House Speaker Nancy Pelosi asked new Attorney General Michael Mukasey to open a grand jury investigation, or else a civil lawsuit would be filed against the administration. On Feb. 29, he refused to refer the contempt citations to a grand jury, calling the proposal “truly contemptible.”

Pelosi immediately authorized the House Judiciary Committee to plunge this legislative-executive impasse into the judicial arena, where the rule of law could be expected to prevail before elections render the issue moot.

Getting back to Teddy Roosevelt, here is a more complete version of his take on the subject. In his third annual message to Congress, given Dec. 7, 1903, he said:

“No man is above the law and no man is below it; nor do we ask any man’s permission when we require him to obey it.
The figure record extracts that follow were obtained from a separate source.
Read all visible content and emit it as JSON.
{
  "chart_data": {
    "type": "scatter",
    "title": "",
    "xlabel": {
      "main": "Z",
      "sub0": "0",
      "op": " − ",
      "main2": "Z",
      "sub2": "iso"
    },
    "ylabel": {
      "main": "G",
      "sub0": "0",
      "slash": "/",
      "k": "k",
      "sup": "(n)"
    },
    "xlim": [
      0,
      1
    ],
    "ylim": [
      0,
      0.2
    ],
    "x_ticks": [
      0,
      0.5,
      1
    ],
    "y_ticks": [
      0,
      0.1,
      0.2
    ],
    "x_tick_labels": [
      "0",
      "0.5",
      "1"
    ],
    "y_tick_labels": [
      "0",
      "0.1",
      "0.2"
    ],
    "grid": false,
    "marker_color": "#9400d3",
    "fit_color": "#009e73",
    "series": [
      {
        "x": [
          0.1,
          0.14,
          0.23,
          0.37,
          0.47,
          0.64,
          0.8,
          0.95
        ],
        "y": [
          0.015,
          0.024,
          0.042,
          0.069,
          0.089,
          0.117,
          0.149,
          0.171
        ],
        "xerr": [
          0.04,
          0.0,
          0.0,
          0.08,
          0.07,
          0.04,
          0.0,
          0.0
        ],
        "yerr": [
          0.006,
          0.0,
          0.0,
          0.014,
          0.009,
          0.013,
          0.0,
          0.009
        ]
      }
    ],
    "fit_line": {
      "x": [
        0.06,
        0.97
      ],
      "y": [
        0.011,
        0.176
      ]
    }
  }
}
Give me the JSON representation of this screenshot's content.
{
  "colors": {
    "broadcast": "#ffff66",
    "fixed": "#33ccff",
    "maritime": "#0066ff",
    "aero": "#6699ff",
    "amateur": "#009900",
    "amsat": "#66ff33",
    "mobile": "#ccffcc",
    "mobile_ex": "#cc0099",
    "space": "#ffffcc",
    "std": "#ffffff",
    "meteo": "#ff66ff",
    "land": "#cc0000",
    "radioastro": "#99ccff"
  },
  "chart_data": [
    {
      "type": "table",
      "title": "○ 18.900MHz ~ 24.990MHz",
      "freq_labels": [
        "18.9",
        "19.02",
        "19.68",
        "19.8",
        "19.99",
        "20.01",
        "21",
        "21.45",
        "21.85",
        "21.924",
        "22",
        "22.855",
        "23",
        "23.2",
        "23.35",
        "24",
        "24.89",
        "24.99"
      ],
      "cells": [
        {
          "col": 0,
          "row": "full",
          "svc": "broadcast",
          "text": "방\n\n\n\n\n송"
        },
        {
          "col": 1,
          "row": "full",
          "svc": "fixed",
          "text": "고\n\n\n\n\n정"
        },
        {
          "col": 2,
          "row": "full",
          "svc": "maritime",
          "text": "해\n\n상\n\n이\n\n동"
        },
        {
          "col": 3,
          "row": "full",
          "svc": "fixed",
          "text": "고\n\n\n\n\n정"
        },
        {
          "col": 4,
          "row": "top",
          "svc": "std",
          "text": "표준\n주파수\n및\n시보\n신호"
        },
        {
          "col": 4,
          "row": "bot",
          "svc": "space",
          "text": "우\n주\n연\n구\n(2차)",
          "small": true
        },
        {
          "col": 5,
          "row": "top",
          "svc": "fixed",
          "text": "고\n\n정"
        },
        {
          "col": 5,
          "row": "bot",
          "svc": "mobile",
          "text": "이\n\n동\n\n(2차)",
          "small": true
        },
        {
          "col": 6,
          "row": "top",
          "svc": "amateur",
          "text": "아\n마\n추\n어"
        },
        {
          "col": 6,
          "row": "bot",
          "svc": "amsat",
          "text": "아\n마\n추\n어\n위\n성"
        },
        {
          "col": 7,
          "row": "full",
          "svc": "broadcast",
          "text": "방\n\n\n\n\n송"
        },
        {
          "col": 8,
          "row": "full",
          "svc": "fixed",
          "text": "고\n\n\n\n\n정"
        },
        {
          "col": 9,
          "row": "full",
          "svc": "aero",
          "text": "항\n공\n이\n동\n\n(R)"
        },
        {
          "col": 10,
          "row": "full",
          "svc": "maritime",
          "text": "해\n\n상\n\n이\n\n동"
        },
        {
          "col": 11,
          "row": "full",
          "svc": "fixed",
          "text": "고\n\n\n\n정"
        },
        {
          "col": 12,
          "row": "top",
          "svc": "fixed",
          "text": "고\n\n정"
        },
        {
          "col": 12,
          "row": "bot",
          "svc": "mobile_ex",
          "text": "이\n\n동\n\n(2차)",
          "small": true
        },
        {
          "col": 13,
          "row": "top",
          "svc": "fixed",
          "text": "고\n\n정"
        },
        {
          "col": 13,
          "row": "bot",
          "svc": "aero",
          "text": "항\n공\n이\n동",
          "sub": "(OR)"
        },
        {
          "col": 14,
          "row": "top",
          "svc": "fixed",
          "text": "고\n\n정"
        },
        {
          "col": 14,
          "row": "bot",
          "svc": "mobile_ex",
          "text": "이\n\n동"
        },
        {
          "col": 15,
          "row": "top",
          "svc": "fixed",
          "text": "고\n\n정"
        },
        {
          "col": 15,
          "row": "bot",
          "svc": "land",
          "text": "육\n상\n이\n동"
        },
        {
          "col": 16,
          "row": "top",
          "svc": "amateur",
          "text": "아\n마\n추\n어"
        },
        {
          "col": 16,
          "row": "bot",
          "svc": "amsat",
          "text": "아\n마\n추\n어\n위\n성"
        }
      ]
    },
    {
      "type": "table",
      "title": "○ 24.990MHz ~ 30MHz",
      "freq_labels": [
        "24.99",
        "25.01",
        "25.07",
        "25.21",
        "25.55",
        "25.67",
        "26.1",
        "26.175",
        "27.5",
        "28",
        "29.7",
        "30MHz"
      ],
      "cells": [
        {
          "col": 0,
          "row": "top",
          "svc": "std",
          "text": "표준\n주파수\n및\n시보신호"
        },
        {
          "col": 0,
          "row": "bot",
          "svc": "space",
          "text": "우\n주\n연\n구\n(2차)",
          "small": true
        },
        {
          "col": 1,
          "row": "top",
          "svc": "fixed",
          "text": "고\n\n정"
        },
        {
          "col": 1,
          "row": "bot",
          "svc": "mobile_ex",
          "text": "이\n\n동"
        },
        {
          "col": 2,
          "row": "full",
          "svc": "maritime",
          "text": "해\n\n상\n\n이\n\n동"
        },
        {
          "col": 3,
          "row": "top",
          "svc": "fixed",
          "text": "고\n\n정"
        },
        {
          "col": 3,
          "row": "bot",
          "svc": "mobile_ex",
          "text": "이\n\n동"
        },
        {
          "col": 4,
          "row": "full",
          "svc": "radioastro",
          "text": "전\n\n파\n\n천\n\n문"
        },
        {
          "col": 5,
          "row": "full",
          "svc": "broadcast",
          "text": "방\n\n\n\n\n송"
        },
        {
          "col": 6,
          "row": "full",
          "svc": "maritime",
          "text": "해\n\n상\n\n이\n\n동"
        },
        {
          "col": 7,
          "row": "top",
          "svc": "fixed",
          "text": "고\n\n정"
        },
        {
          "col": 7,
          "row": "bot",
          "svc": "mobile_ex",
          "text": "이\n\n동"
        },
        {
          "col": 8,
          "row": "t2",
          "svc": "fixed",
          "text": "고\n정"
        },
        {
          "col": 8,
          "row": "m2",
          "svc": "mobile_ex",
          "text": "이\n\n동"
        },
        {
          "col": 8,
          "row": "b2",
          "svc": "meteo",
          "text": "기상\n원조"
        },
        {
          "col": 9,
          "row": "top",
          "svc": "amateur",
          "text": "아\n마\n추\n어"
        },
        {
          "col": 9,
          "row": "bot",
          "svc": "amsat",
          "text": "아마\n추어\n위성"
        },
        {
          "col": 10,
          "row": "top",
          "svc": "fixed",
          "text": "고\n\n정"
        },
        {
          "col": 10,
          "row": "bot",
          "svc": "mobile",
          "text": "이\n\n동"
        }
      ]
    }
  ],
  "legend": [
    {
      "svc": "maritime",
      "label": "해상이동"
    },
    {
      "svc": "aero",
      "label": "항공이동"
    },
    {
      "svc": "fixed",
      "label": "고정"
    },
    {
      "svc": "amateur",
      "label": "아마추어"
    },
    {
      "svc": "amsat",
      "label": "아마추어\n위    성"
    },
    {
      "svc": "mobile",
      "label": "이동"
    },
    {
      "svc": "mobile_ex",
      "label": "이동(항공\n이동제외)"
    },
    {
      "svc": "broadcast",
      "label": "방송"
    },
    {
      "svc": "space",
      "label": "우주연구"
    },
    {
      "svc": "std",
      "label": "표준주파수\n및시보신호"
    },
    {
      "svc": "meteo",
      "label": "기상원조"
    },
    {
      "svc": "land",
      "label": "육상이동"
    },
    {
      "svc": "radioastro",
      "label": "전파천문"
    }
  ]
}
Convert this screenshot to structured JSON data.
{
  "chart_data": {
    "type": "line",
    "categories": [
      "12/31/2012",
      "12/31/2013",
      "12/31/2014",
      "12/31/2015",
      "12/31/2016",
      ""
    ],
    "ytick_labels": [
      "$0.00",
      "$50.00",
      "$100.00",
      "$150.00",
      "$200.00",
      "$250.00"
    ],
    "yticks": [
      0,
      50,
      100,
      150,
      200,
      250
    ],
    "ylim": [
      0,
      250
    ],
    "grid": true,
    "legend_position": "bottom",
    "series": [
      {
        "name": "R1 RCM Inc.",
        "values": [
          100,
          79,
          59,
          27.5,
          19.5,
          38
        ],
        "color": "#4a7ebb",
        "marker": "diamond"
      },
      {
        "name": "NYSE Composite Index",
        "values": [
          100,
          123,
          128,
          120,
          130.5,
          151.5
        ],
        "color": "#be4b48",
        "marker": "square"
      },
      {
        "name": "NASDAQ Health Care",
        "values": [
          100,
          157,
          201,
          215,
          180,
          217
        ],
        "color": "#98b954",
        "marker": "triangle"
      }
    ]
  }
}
Obedience to the law is demanded as a right, not asked as a favor.”

As reasonably accurate as that statement was a century ago, and may still be, the philosophy verges on the kind of autocratic principle that can rub people the wrong way. That’s why Law Day each year seems a more important opportunity for the profession to iterate the intangibles.

Government is accountable to laws. Laws protect fundamental rights. Laws must be enacted intelligently, administered fairly and enforced compassionately. The Rule of Law matters to every citizen, and the role of the lawyer includes explaining why.

But some laws shall be ignored

When Roger Clemens testified in Congress about the abuse of banned substances in baseball, he signed autographs on request for some of our lawmakers. Somebody suggested that a Clemens autograph could be a thing of value, in conflict with the House ethics ban on soliciting.

But that was before the FBI began parsing Clemens’ testimony for perjury. Perhaps those autographs will prove to be of little value after all.